“Mama, what’s razzle-dazzle?”
I had been shushing Ruby for well over an hour, and now the questions were flowing.
I was trying to make sense of the Maverick and his maneuvering with help from The Rachel Maddow Show and then Hardball after that. OK, so maybe I was blowing my kid off for closer to two hours, but who’s going to know? I was indulging my obsession, and my child was obsessing. After exhausting every effort to get me to play the memory game (maybe later), do a puzzle (in a minute), build a jungle (go ask your daddy) and make fairies (how about you start and I’ll join you in a while?), my kid began to rightly realize she was being stiff-armed.
In a last-ditch attempt to bring me back from the distance, she leaned in close, her round face and combed-out afro fully blocking my view of the tee-vee, and she let out a nearly disconsolate wail about wanting me to play with her.
Being the malleable and compassionate parent that I am, I looked at her and said, “You make a better door than window.” Then I placed my hands on her shoulders, scooted her out of my line of vision and said one of the many things that I, in my pre-parent days, swore I’d never utter to my hypothetical kid: “Not right now.” I waited as the tears pooled in her eyes with all the surface tension of an A-plus science-class experiment and added, “Honey, build a bridge,” which, in my home, is the innocuous code for Get over it.
I’d like to say I’ve trained her well and that she complied without resistance. But the truth is, I did the opposite of what the User Manual advises and offered a post-dinner trip to Yogurtland as a bargaining chip. Before I could say chocolate sprinkles, my babe stopped the spigot, snuggled up next to me on the couch and started watching Chris Matthews. Not two more minutes passed before she began pummeling me with questions: “What are markets? What’s a bubble? What is burst? Bailout? What’s bailout? Mama, what’s razzle-dazzle?”
Yes, she’s in that phase, and I’m learning patience.
I’m also learning that nothing illustrates solid comprehension of a concept like being able to explain it to another person. Extra super-duper bonus points with Rainbow Jimmies on top if you can break it down into toddler-speak, which, when it came to the pundit prattle, I simply couldn’t; I was completely nonplussed. I’ve been trying for weeks to explain how she is, in fact, my sunshine. And my child insists that, in fact, I’m wrong because she doesn’t have rays! Only with a Bush speechwriter could I possibly come close to describing how much the true elites in this country have royally fucked with her future.
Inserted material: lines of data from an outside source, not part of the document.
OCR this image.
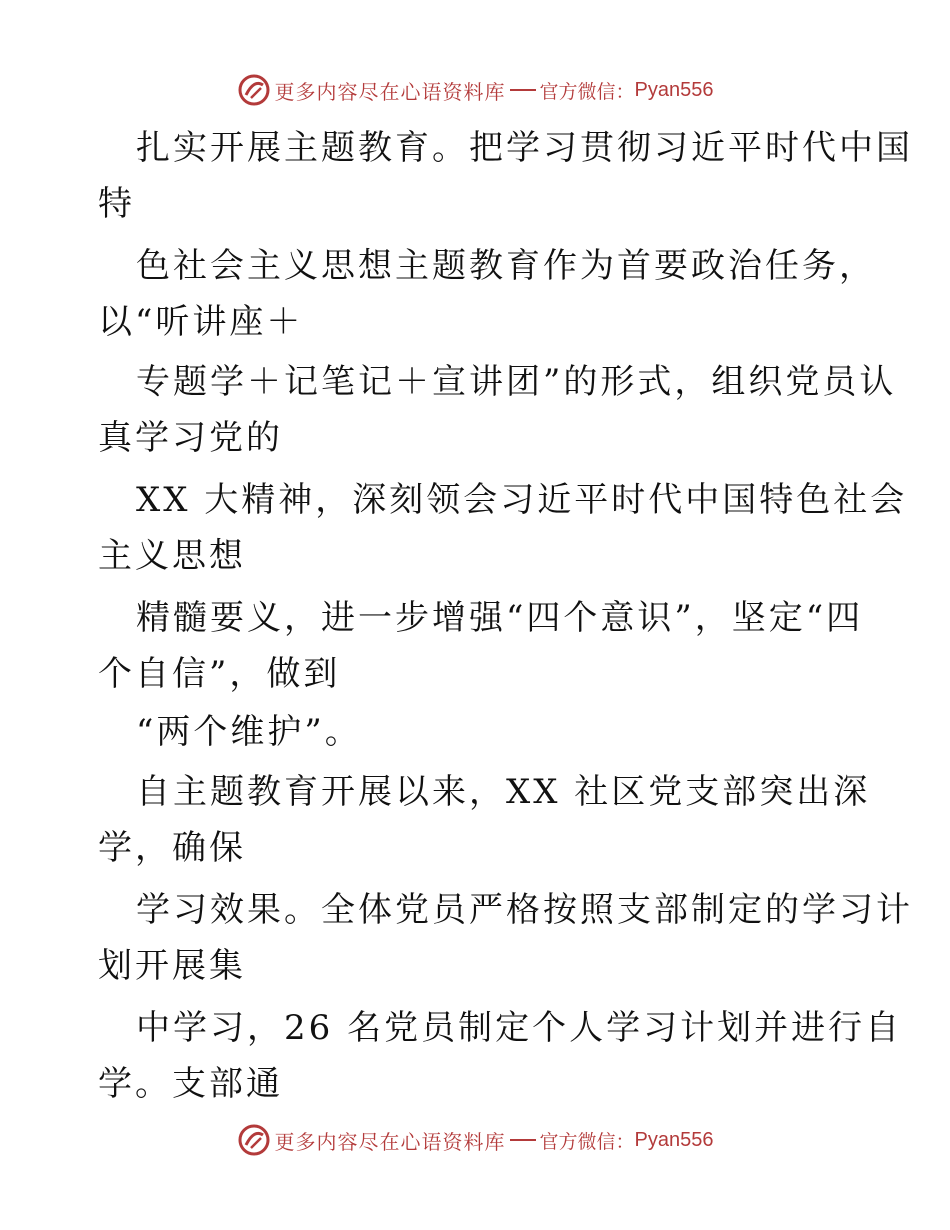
更多内容尽在心语资料库 官方微信： Pyan556
扎实开展主题教育。把学习贯彻习近平时代中国
特
色社会主义思想主题教育作为首要政治任务，
以“听讲座＋
专题学＋记笔记＋宣讲团”的形式，组织党员认
真学习党的
XX 大精神，深刻领会习近平时代中国特色社会
主义思想
精髓要义，进一步增强“四个意识”，坚定“四
个自信”，做到
“两个维护”。
自主题教育开展以来，XX 社区党支部突出深
学，确保
学习效果。全体党员严格按照支部制定的学习计
划开展集
中学习，26 名党员制定个人学习计划并进行自
学。支部通
更多内容尽在心语资料库 官方微信： Pyan556
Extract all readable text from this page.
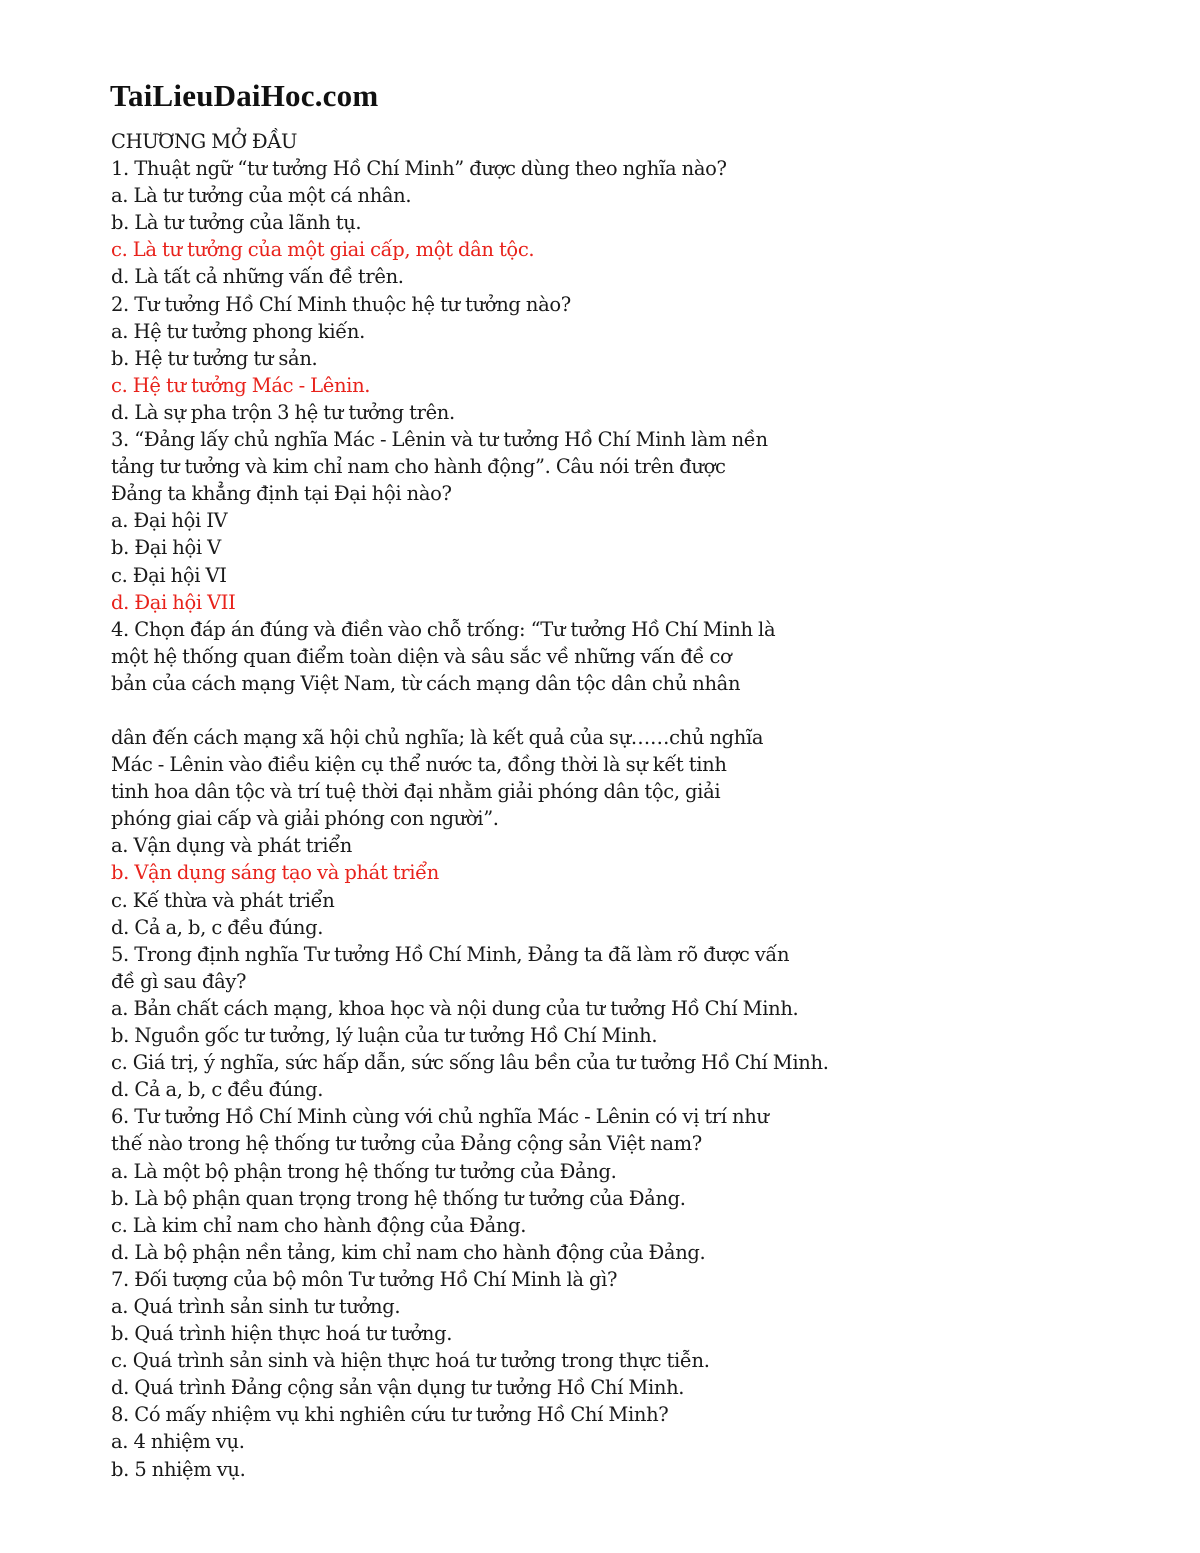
TaiLieuDaiHoc.com
CHƯƠNG MỞ ĐẦU
1. Thuật ngữ “tư tưởng Hồ Chí Minh” được dùng theo nghĩa nào?
a. Là tư tưởng của một cá nhân.
b. Là tư tưởng của lãnh tụ.
c. Là tư tưởng của một giai cấp, một dân tộc.
d. Là tất cả những vấn đề trên.
2. Tư tưởng Hồ Chí Minh thuộc hệ tư tưởng nào?
a. Hệ tư tưởng phong kiến.
b. Hệ tư tưởng tư sản.
c. Hệ tư tưởng Mác - Lênin.
d. Là sự pha trộn 3 hệ tư tưởng trên.
3. “Đảng lấy chủ nghĩa Mác - Lênin và tư tưởng Hồ Chí Minh làm nền
tảng tư tưởng và kim chỉ nam cho hành động”. Câu nói trên được
Đảng ta khẳng định tại Đại hội nào?
a. Đại hội IV
b. Đại hội V
c. Đại hội VI
d. Đại hội VII
4. Chọn đáp án đúng và điền vào chỗ trống: “Tư tưởng Hồ Chí Minh là
một hệ thống quan điểm toàn diện và sâu sắc về những vấn đề cơ
bản của cách mạng Việt Nam, từ cách mạng dân tộc dân chủ nhân
dân đến cách mạng xã hội chủ nghĩa; là kết quả của sự……chủ nghĩa
Mác - Lênin vào điều kiện cụ thể nước ta, đồng thời là sự kết tinh
tinh hoa dân tộc và trí tuệ thời đại nhằm giải phóng dân tộc, giải
phóng giai cấp và giải phóng con người”.
a. Vận dụng và phát triển
b. Vận dụng sáng tạo và phát triển
c. Kế thừa và phát triển
d. Cả a, b, c đều đúng.
5. Trong định nghĩa Tư tưởng Hồ Chí Minh, Đảng ta đã làm rõ được vấn
đề gì sau đây?
a. Bản chất cách mạng, khoa học và nội dung của tư tưởng Hồ Chí Minh.
b. Nguồn gốc tư tưởng, lý luận của tư tưởng Hồ Chí Minh.
c. Giá trị, ý nghĩa, sức hấp dẫn, sức sống lâu bền của tư tưởng Hồ Chí Minh.
d. Cả a, b, c đều đúng.
6. Tư tưởng Hồ Chí Minh cùng với chủ nghĩa Mác - Lênin có vị trí như
thế nào trong hệ thống tư tưởng của Đảng cộng sản Việt nam?
a. Là một bộ phận trong hệ thống tư tưởng của Đảng.
b. Là bộ phận quan trọng trong hệ thống tư tưởng của Đảng.
c. Là kim chỉ nam cho hành động của Đảng.
d. Là bộ phận nền tảng, kim chỉ nam cho hành động của Đảng.
7. Đối tượng của bộ môn Tư tưởng Hồ Chí Minh là gì?
a. Quá trình sản sinh tư tưởng.
b. Quá trình hiện thực hoá tư tưởng.
c. Quá trình sản sinh và hiện thực hoá tư tưởng trong thực tiễn.
d. Quá trình Đảng cộng sản vận dụng tư tưởng Hồ Chí Minh.
8. Có mấy nhiệm vụ khi nghiên cứu tư tưởng Hồ Chí Minh?
a. 4 nhiệm vụ.
b. 5 nhiệm vụ.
But in all of this negotiation and conversation, I realized I was engaging in negotiation and conversation—with my daughter. Conversation and negotiation with a person born in 2005. Holy crap, people, this is a breakthrough! Not at all lost on me is the awareness that it’s so much freaking better to have a 3-year-old than a 3-month-old.
I’ve never been particularly secretive about the struggles I endured when Ruby was a baby. For the record, and in case she decides to read this someday—which she won’t, because who cares about what their mother has to say?—but in case she does: She was a good baby, a really good baby. An angel. Nevertheless, she was an angel in larval stage, and that larval stage was challenging. There were particularly dark times during which I felt my permanent departure would be best for everyone, most especially me.
During the many nights of pacing ’round and ’round the dining room table with a crying infant in my arms, or the nights spent sleeping in the garage, or mornings spent stifling sobs on the back patio, I couldn’t imagine she would one day get herself out of bed, pad down the hallway to the bathroom and leave me a little present in the toilet.
Evolution is brilliant because she’s even begun wiping her own butt. Not very thoroughly—I still have to participate in that and probably will for some time—but it’s a far cry from crapping in a diaper.
Back then, I wanted to be free because I felt like I was going insane, and it was difficult to rationalize that things wouldn’t always be that way. Even today, when I see people out and about with a baby, I always think one or more (usually more) of the following things: Poor suckers. Been there, done that. Better them than me. Sure am glad that’s over.
I’m also glad I stuck around to work it out because this parenting gig is starting to get really good. “What’s he doing, Mama?” Ruby asked, pointing to an awkward, rigid John McCain on the screen. The Maverick was blinking, his voice conspicuously detached, his gray skin in need of a mortician’s attention. “Ever heard of the movie Weekend at Bernie’s?” I asked back.
Despite the impression I may have painted up there in Paragraph 1 (and 2), I do spend plenty of one-on-one time with my child each day, undivided time that isn’t forced with ploys of bribery or begging, but, rather, filled with unabashed liberal indoctrination. I use that time to answer her questions to the best of my ability. I teach her the important stuff she’ll need to know when she’s older, like respecting herself, questioning authority, remaining compassionate, keeping an open mind and, of course, how to recognize truth disguised beneath razzle-dazzle.